More recently, Kain et al showed that infection with fimbriated gram-negative bacteria induces autoantibodies to human LAMP-2 through molecular mimicry that cause a new ANCA-subtype.19
Also, “incidental” PR3-positive may be due to increased use of ANCA testing in low clinical suspicion cases, and to the improvement of detection methods.17-19
A number of cases with an apparent overlap between true ANCApositive crescentic with other glomerular disease processes such as membranoproliferative glomerulonephritis, IgA nephropathy, membranous nephropathy, acute postinfectious glomerulonephritis, lupus nephritis, or diabetic glomerulosclerosis are being occasionally reported but the pathophysiology and the true meaning remains unknown.20
Recent data suggest that glomerular injury may be potentiated by synergistic effects of ANCAs and immune complex deposits. Jabur and Saeed, report a case with ANCA-positive necrotizing crescentic glomerulonephritis and nephrotic syndrome. The authors raise the possibility of whether the disease, at its outset, was a primary glomerulonephritis that later evolved to systemic vasculitis in the form of ANCA-positive necrotizing crescentic glomerulonephritis, or if they were two distinct disease entities.21
Our patient with MCD, presented also with a high title of PR3-ANCA even in the absence of vasculitis. The significance of PR3-ANCA positivity in the present case is unknown. We could not find previous reports of MCD associated with PR-3 positivity. We do not know if this is a false positive or if it reflects the existence of two independente pathological processes.
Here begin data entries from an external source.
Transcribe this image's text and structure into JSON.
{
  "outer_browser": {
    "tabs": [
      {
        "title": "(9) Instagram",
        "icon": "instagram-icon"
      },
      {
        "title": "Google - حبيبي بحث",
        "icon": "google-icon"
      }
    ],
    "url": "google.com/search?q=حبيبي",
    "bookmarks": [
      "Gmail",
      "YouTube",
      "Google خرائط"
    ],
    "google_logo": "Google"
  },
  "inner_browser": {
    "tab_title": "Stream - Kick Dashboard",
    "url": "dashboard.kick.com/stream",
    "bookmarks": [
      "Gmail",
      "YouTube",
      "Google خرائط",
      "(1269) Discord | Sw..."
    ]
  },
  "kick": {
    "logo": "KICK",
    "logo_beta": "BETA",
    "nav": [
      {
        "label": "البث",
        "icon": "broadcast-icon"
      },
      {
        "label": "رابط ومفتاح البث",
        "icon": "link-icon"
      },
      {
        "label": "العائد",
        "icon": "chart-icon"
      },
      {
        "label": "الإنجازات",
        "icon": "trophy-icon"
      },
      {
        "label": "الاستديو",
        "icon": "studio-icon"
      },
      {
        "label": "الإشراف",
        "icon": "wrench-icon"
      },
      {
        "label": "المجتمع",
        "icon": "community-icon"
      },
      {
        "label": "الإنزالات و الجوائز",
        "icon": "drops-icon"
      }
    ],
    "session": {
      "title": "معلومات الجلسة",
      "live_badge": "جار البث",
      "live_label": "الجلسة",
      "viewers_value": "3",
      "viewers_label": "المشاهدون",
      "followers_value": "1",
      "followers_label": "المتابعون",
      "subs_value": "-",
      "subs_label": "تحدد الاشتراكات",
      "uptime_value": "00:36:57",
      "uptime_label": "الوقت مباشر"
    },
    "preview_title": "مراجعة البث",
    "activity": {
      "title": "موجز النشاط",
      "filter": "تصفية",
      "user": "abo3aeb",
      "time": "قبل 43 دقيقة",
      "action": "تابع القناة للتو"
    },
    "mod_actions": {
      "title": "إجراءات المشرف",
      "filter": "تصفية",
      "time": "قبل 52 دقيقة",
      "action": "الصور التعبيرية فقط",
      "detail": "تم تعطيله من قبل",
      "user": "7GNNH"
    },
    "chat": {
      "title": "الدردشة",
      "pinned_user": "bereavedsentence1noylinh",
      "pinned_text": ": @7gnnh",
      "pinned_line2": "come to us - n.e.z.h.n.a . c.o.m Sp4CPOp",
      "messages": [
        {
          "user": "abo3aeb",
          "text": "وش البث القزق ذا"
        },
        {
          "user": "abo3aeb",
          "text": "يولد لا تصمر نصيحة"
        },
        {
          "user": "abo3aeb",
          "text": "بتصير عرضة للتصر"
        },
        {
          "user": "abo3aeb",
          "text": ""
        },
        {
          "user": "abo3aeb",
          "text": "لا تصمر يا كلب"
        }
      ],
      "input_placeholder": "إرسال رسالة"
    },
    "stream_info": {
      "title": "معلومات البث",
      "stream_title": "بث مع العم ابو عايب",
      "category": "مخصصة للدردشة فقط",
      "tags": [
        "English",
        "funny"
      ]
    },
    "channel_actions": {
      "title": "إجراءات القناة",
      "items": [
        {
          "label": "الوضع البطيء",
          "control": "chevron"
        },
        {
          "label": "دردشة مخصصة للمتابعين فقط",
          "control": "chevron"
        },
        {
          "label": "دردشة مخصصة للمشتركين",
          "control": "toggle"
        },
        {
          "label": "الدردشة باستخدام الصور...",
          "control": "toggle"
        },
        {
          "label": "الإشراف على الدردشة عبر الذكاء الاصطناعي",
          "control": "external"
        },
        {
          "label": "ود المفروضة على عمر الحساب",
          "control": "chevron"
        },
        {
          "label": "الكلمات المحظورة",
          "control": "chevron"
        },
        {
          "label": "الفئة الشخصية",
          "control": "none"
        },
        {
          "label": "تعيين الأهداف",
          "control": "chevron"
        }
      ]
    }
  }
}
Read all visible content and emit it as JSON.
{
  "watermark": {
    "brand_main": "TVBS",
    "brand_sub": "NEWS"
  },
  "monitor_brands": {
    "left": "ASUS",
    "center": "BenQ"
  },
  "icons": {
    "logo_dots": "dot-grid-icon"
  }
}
Our patient presented with rapidly progressive renal failure (RPRF), with nephrotic syndrome. The clinical presentation with RPRF associated with PR3- ANCA positive made the initial hypothesis of vasculitis more likely. However, histological findings and rapid response to corticosteroid therapy alone contradicted this hypothesis.
Also, clinical surveillance and future follow-up is necessary to monitor for signs of vasculitis development and PR3-ANCA levels tendency.
In conclusion, atypical clinical scenarios such as nephrotic syndrome with PR3-ANCA, can pose a diagnostic challenge. Renal biopsy is of value to establish an accurate diagnosis, delineate an appropriate treatment plan, and avoid inappropriately aggressive immunosuppressive therapy in patients without vasculitis. Long-term surveillance is essential.
Further studies are required to fully elucidate the pathogenic and clinical significance of PR3-ANCA positivity in MCD.